People may not like getting bills, but they prefer to receive them in the mail and pay them online.
That’s the finding of our study on transactional mail, which is made up mostly of household bills and payments moving as First-Class Mail.
We collaborated with the consulting firm InfoTrends to analyze 3 months’ worth of customer billing data from a major U. S. utility. We also jointly interviewed executives who manage bill delivery and payment processing to help determine how the utility’s delivery-and-payment costs and customer preferences compare with those at other utilities and even in other industries.
As you can see in our new white paper, Will the Check Be in the Mail? An Examination of Paper and Electronic Transactional Mail, we found that despite a clear preference to pay bills online, 91 percent of customers prefer receiving their bills by mail.

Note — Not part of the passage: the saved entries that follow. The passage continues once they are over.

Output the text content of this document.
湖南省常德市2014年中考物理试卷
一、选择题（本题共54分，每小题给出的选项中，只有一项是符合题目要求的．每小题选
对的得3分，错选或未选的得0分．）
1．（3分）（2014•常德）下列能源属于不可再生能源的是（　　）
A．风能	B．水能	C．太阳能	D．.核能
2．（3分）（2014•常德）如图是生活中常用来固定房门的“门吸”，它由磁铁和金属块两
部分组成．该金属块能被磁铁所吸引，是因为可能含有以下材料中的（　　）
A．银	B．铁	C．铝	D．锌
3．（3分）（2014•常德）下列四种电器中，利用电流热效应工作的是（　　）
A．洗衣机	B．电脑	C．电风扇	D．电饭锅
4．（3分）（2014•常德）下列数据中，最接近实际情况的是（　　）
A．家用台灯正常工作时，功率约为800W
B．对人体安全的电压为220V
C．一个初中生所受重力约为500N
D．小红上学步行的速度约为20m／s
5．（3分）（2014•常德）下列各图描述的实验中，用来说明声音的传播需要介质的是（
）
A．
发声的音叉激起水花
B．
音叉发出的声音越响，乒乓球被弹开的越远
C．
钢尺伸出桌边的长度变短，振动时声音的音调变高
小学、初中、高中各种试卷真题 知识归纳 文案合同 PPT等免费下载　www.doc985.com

Even among the utility’s newest customers — those expected to be more digitally savvy — an average of 89 percent opted to have their bills mailed to them, though, like the others, most preferred paying online.
The reasons are pretty simple. People like having a physical mailpiece as a reminder to pay and as a record-keeping tool. The execs we spoke with said our results are consistent with what they’ve been seeing and hearing.
It’s also consistent with another clear directive from consumers: they want options in just about everything, including bill delivery and payment. So, in addition to being good news for mail, our findings suggest that a company offering a variety of bill delivery and payment options will keep customers happy.
Do you prefer receiving your bills via regular mail or email/text? How about paying – do you pay online or ‘is the check in the mail’?